Беркут удивленно покачал головой.

– Тут сразу жена его, двое детей… Визг, крики. Я еще от люти две бутылки разнесла – со школы метко стреляю, «ворошиловский стрелок», в соревнованиях участвовала – плюнула и ушла. «Извините, – говорю, – что веселье ваше испоганила» – и ушла. Те двое мужиков даже из хаты выйти вслед за мной побоялись. Напротив нашего дома небольшой мосточек был, мать белье на нем стирала. Так я топором сорвала три доски, привязала к ним веревкой сноп камыша и, как на плоту, на этот берег переправилась, в плавни. Ночь. Вода холодная. Да к тому же в плавнях заблудилась, чуть в трясине не утонула. Но судьба смилостивилась: утром старик Брыла наткнулся на меня. На чуть живую. Коряги да сухой камыш для топки собирал, вот и…

– Он знал, что ты надзирательницей в лагере служила?

– Знал ли? – криво усмехнулась Калина. – Еще как знал! Свидание с дочерью при мне было.

– Значит, это действительно правда: его дочь сидела в вашем лагере?!

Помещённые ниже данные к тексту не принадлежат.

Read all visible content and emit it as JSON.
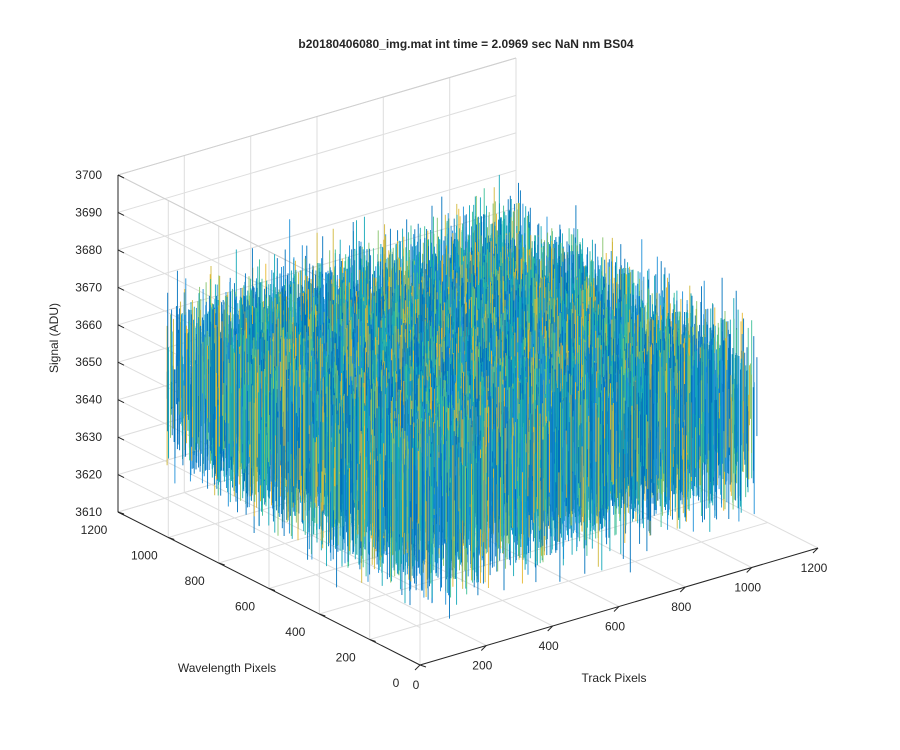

– Все, что я говорю сейчас, – правда, – озлобленно подтвердила Калина. – И прекрати переспрашивать – в душу лезть! Ну а Брыла… Он меня, конечно, запомнил. Думала, задушит. Нет, ни словом не упрекнул. Переодел, кормил, прятал, и за все время так ни словом и не… Один раз только отважился обронить: «Если войну переживем, могилу ее, дочкину, покажешь. Обязательно покажешь».

– А ты что в ответ.

– Что я могла ответить? Пообещала, что покажу. Хотя и не имею права. Впрочем, какая там могила? Ни бугра, ни креста, скопом, сколько вместилось… Но главное, что таким макаром я подтвердила, что и есть та самая Лагерная Тифоза. А старик побаивался, что начну отнекиваться, открещиваться.

– Сам сказал об этом?

– Нет. Он сказал: «Значит, это действительно ты? Хорошо, хоть призналась». И посмотрел на меня как-то сочувственно. Не осуждающе, а именно сочувственно. Оказалось, он уже знал, что это я убила Криваня. И многое другое знал. «Как же ты жить дальше будешь, когда мир ужаснется от всего того, что вы наделали, и перекрестится?». Тоже ведь придумал, как сказать: «Ужаснется и перекрестится»! Интересно, когда это он, «мир» этот, при коммунистах будучи, «ужаснется и перекрестится»?

– А если все же вдруг ужаснется?

– По мне, так лучше бы уж никогда не «крестился». При «неперекрестившемся», таким, как я, «лагерным тифозам», жить как-то проще.